The Buyer Group intends to fund the Merger with a combination of rollover equity and cash, and has delivered copies of executed equity commitment letters to the Company.

The Board, acting upon the unanimous recommendation of a committee of independent directors established by the Board (the "Special Committee"), approved the Merger Agreement and the Merger. The Special Committee negotiated the terms of the Merger Agreement with the assistance of its independent financial and legal advisors.

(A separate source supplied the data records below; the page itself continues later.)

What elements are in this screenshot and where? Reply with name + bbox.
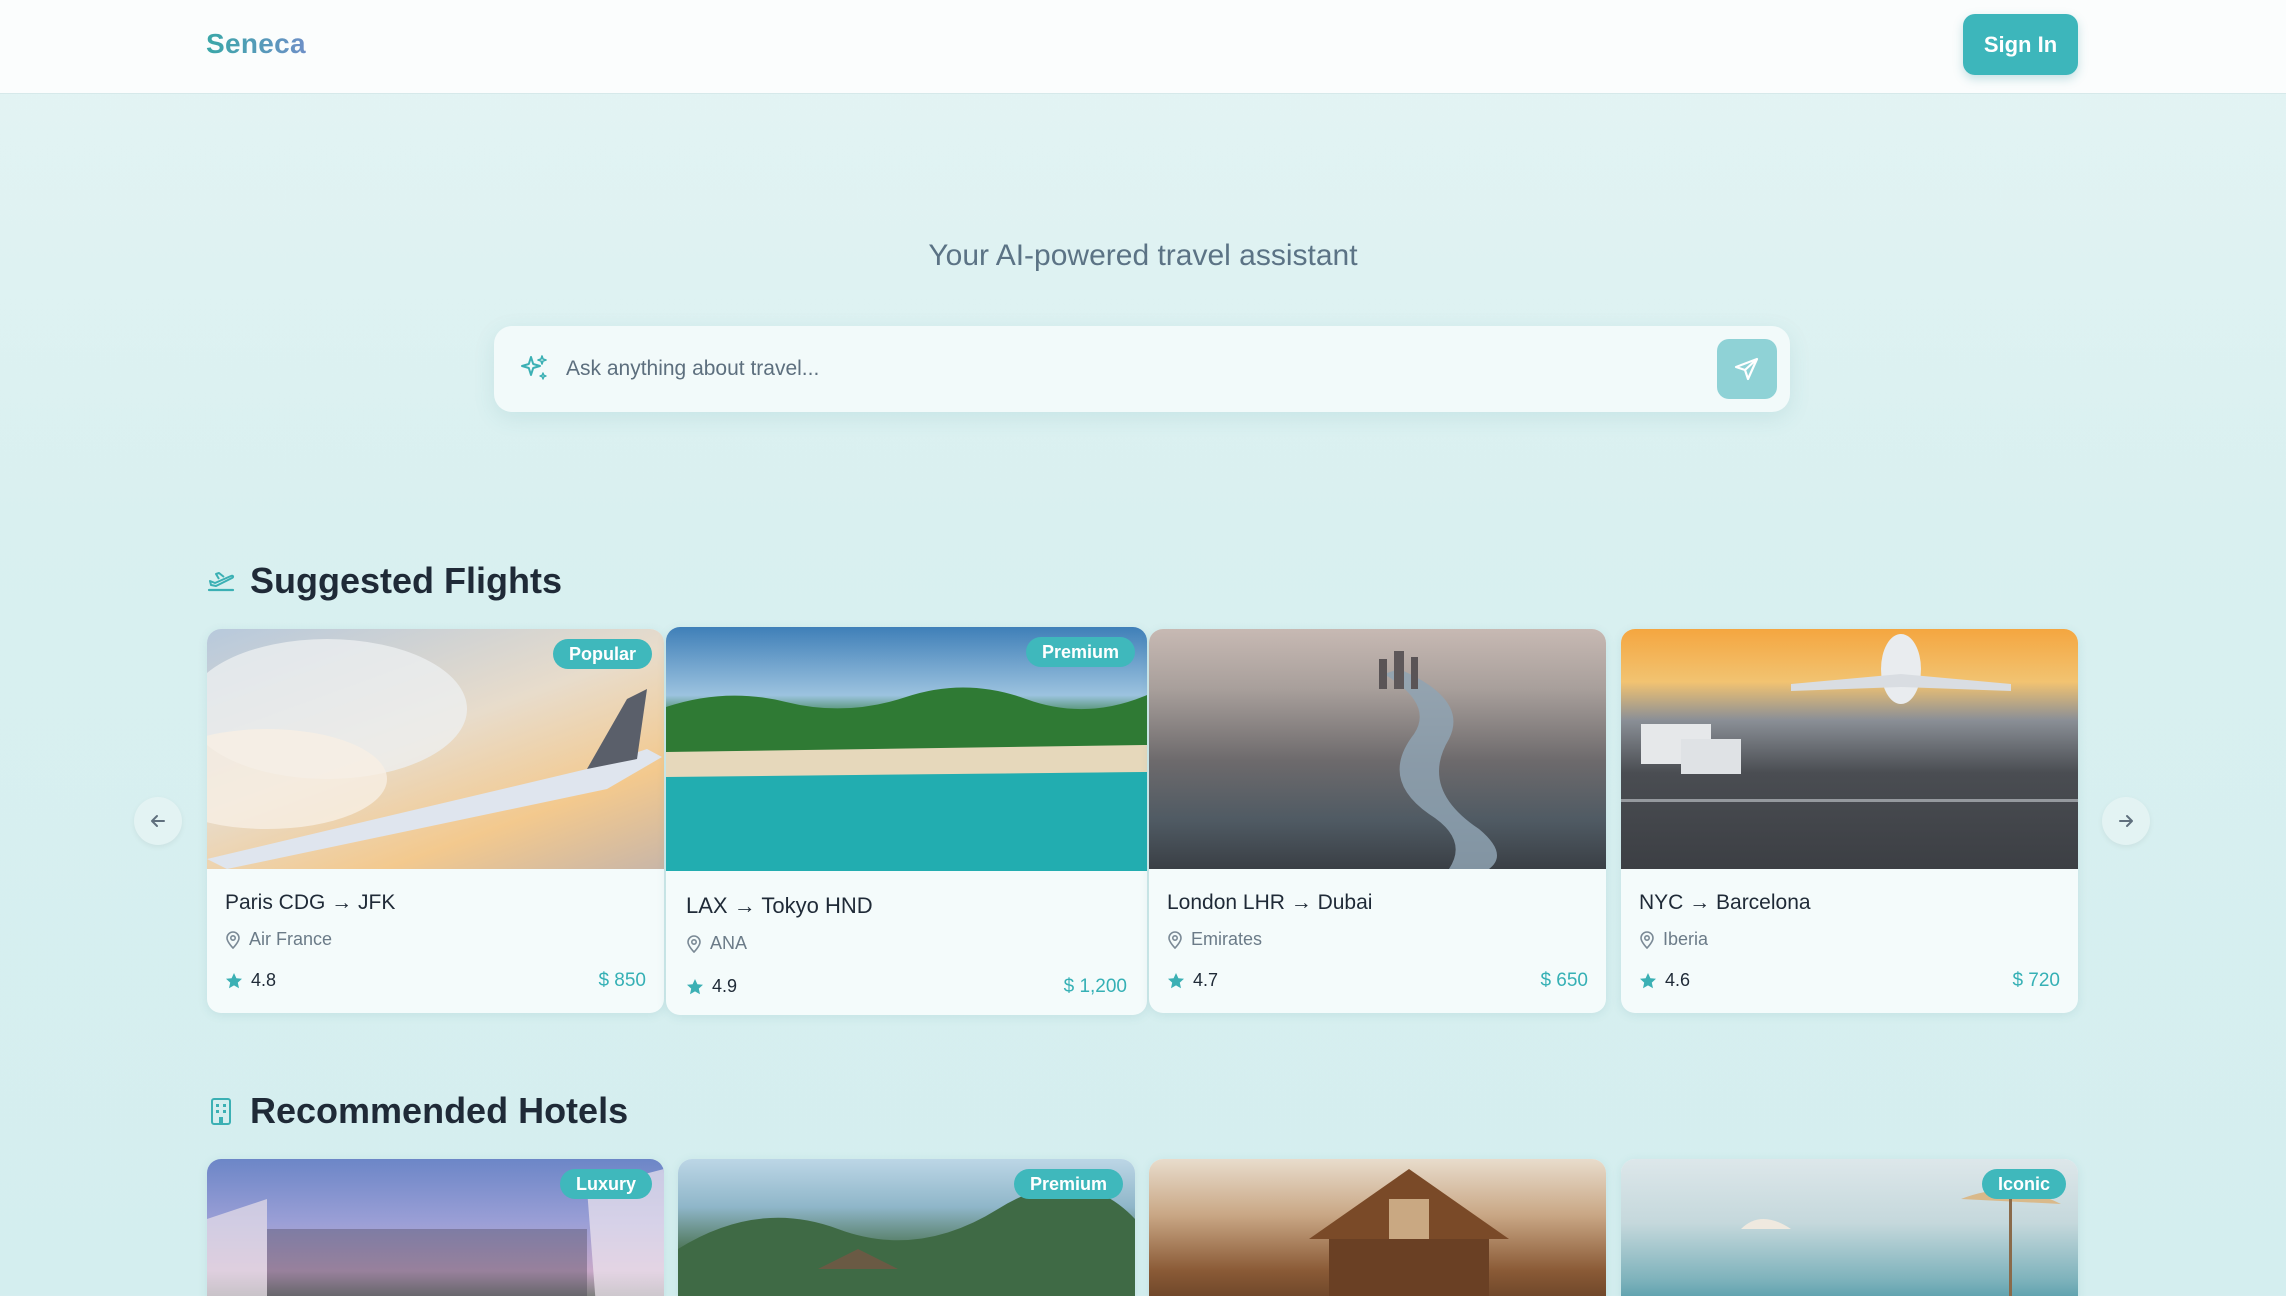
airline-name: ANA	[710, 933, 748, 953]
hotels-section-title: Recommended Hotels	[206, 1089, 628, 1133]
card-badge: Premium	[1013, 1169, 1123, 1199]
flight-price: $ 850	[598, 970, 646, 991]
card-badge: Premium	[1025, 637, 1135, 667]
hotel-card[interactable]: Premium	[678, 1159, 1135, 1296]
lodge-illustration	[1309, 1169, 1509, 1296]
sparkle-icon	[521, 355, 547, 380]
flight-card[interactable]: NYC → Barcelona Iberia 4.6 $ 720	[1621, 629, 2078, 1013]
flight-rating: 4.7	[1167, 970, 1218, 991]
flight-airline: ANA	[686, 933, 747, 954]
hotel-card[interactable]: Luxury	[207, 1159, 664, 1296]
map-pin-icon	[226, 930, 240, 949]
airline-name: Iberia	[1663, 929, 1709, 949]
send-icon	[1734, 357, 1759, 381]
sign-in-button[interactable]: Sign In	[1963, 14, 2078, 75]
search-input[interactable]	[566, 344, 1566, 394]
airline-name: Air France	[249, 929, 333, 949]
flight-airline: Emirates	[1167, 929, 1262, 950]
flight-airline: Iberia	[1639, 929, 1708, 950]
flight-route: LAX → Tokyo HND	[686, 893, 873, 918]
arrow-left-icon	[151, 815, 165, 827]
map-pin-icon	[1640, 930, 1654, 949]
building-icon	[211, 1098, 231, 1125]
flight-route: NYC → Barcelona	[1639, 891, 1811, 914]
flight-rating: 4.6	[1639, 970, 1690, 991]
flight-price: $ 1,200	[1063, 976, 1127, 997]
star-icon	[1640, 972, 1656, 988]
card-badge: Luxury	[559, 1169, 652, 1199]
flight-image	[1149, 629, 1606, 869]
flights-section-title: Suggested Flights	[206, 559, 562, 603]
city-river-illustration	[1379, 651, 1497, 869]
hotel-image	[1149, 1159, 1606, 1296]
hotel-card[interactable]: Iconic	[1621, 1159, 2078, 1296]
rating-value: 4.8	[251, 970, 277, 990]
flights-title: Suggested Flights	[250, 560, 563, 601]
flight-card[interactable]: London LHR → Dubai Emirates 4.7 $ 650	[1149, 629, 1606, 1013]
carousel-prev-button[interactable]	[134, 797, 182, 845]
flight-price: $ 650	[1540, 970, 1588, 991]
arrow-right-icon	[2119, 815, 2133, 827]
top-header: Seneca Sign In	[0, 0, 2286, 94]
carousel-next-button[interactable]	[2102, 797, 2150, 845]
flight-card[interactable]: Premium LAX → Tokyo HND ANA 4.9 $ 1,200	[666, 627, 1147, 1015]
flight-rating: 4.8	[225, 970, 276, 991]
flight-airline: Air France	[225, 929, 332, 950]
hotels-title: Recommended Hotels	[250, 1090, 629, 1131]
rating-value: 4.6	[1665, 970, 1691, 990]
map-pin-icon	[687, 934, 701, 953]
flight-price: $ 720	[2012, 970, 2060, 991]
card-badge: Iconic	[1981, 1169, 2066, 1199]
logo[interactable]: Seneca	[206, 28, 306, 60]
map-pin-icon	[1168, 930, 1182, 949]
flight-rating: 4.9	[686, 976, 737, 997]
star-icon	[226, 972, 242, 988]
plane-takeoff-icon	[207, 572, 235, 592]
card-badge: Popular	[552, 639, 652, 669]
send-button[interactable]	[1717, 339, 1777, 399]
hotel-card[interactable]	[1149, 1159, 1606, 1296]
hero-tagline: Your AI-powered travel assistant	[928, 239, 1358, 272]
flight-image	[1621, 629, 2078, 869]
star-icon	[1168, 972, 1184, 988]
star-icon	[687, 978, 703, 994]
flight-route: Paris CDG → JFK	[225, 891, 396, 914]
flight-card[interactable]: Popular Paris CDG → JFK Air France 4.8 $…	[207, 629, 664, 1013]
rating-value: 4.9	[712, 976, 738, 996]
airline-name: Emirates	[1191, 929, 1263, 949]
rating-value: 4.7	[1193, 970, 1219, 990]
airport-illustration	[1621, 634, 2078, 802]
search-bar	[494, 326, 1790, 412]
flight-route: London LHR → Dubai	[1167, 891, 1373, 914]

The Merger, which is currently expected to close during the fourth quarter of 2020, is subject to customary closing conditions, including the approval of the Merger Agreement by an affirmative vote of holders of Shares representing at least two-thirds of the voting power of the Shares present and voting in person or by proxy at a meeting of the Company's shareholders which will be convened to consider the approval of the Merger Agreement and the Merger. The Rollover Shareholders have agreed to vote all of the Shares they beneficially own, which represent approximately 70.4% of the Company's issued and outstanding Shares as of the date of the Merger Agreement, in favor of the authorization and approval of the Merger Agreement and the Merger. The Company will call a meeting of shareholders for the purpose of voting on the adoption of the Merger Agreement and the transactions contemplated by the Merger Agreement as soon as practicable. If the Merger is completed, the Company will continue its operations as a privately held company and will be wholly owned by the Buyer Group and, as a result of the Merger, the Company will no longer be listed on the NASDAQ.

Houlihan Lokey (China) Limited is serving as the financial advisor to the Special Committee. King & Wood Mallesons, LLP is serving as the U.S. legal counsel to the Special Committee. Conyers Dill & Pearman is serving as the Cayman Islands legal counsel to the Special Committee. Kaufman & Canoles, P.C. is serving as the U.S. legal counsel to the Company.

Skadden, Arps, Slate, Meagher & Flom LLP is serving as the U.S. legal counsel to the Buyer Group.